On Tue, 2020-02-11 at 10:09 +0000, Roberto Sassu wrote:
-----Original Message-----
Please find/use a mailer that doesn't include this junk.
On Mon, 2020-02-10 at 11:00 +0100, Roberto Sassu wrote:
boot_aggregate is the first entry of IMA measurement list. Its purpose is to link pre-boot measurements to IMA measurements. As IMA was
designed to
work with a TPM 1.2, the SHA1 PCR bank was always selected.
Currently, even if a TPM 2.0 is used, the SHA1 PCR bank is selected. However, the assumption that the SHA1 PCR bank is always available is not correct, as PCR banks can be selected with the PCR_Allocate() TPM
command.
This patch tries to use ima_hash_algo as hash algorithm for
boot_aggregate.
If no PCR bank uses that algorithm, the patch tries to find the SHA256 PCR bank (which is mandatory in the TCG PC Client specification).

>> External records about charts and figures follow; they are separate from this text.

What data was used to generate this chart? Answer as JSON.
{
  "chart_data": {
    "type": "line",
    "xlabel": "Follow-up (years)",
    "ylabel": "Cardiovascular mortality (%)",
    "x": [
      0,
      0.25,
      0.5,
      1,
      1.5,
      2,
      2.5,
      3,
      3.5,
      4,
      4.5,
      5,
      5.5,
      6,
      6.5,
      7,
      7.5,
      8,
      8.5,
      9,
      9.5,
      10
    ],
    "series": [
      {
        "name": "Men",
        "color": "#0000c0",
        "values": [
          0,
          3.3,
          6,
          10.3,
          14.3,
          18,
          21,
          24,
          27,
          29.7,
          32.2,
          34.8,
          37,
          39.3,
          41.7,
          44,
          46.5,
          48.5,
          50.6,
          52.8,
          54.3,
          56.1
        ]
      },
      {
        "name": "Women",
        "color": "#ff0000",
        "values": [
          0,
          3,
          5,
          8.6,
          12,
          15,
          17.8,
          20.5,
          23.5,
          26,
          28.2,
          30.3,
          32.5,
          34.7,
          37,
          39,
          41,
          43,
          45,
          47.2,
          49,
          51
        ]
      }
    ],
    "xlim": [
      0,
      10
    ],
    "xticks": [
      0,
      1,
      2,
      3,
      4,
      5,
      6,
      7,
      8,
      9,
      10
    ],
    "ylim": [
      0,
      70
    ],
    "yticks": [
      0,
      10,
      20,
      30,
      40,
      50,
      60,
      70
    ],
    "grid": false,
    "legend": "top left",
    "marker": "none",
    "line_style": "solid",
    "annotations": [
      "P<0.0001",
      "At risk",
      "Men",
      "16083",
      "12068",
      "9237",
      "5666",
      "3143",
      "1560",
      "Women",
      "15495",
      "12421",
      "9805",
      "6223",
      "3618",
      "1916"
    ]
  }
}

Up to here, the patch description matches the code.
If also this bank is not found, the patch selects the first one. If the TPM algorithm of that bank is not mapped to a crypto ID, boot_aggregate is set to zero.
This comment and the one inline are left over from previous version.
Hi Mimi
actually the code does what is described above. bank_idx is initially set to zero and remains as it is if there is no PCR bank for the default IMA algorithm or SHA256.
Sorry for the delay in continuing to review this patch set. It took a while to write ima-evm-utils regression tests for it.
Dmitry and you were the ones that initiated ima-evm-utils, saying there should a single package for signing files and integrity testing. The features in ima-evm-utils should reflect what is actually upstreamed in the kernel. (Currently there are a few experimental features which were never upstreamed. I'd like to remove them, but am a bit concerned that they are being used.) I'd appreciate your help in keeping ima-evm-utils up to date. It will help simplify upstreaming new kernel features.
My initial patch attempted to use any common TPM and kernel hash algorithm to calculate the boot_aggregate. The discussion with James was pretty clear, which you even stated in the Changelog. Either we use the IMA default hash algorithm, SHA256 for TPM 2.0 or SHA1 for TPM 1.2 for the boot-aggregate.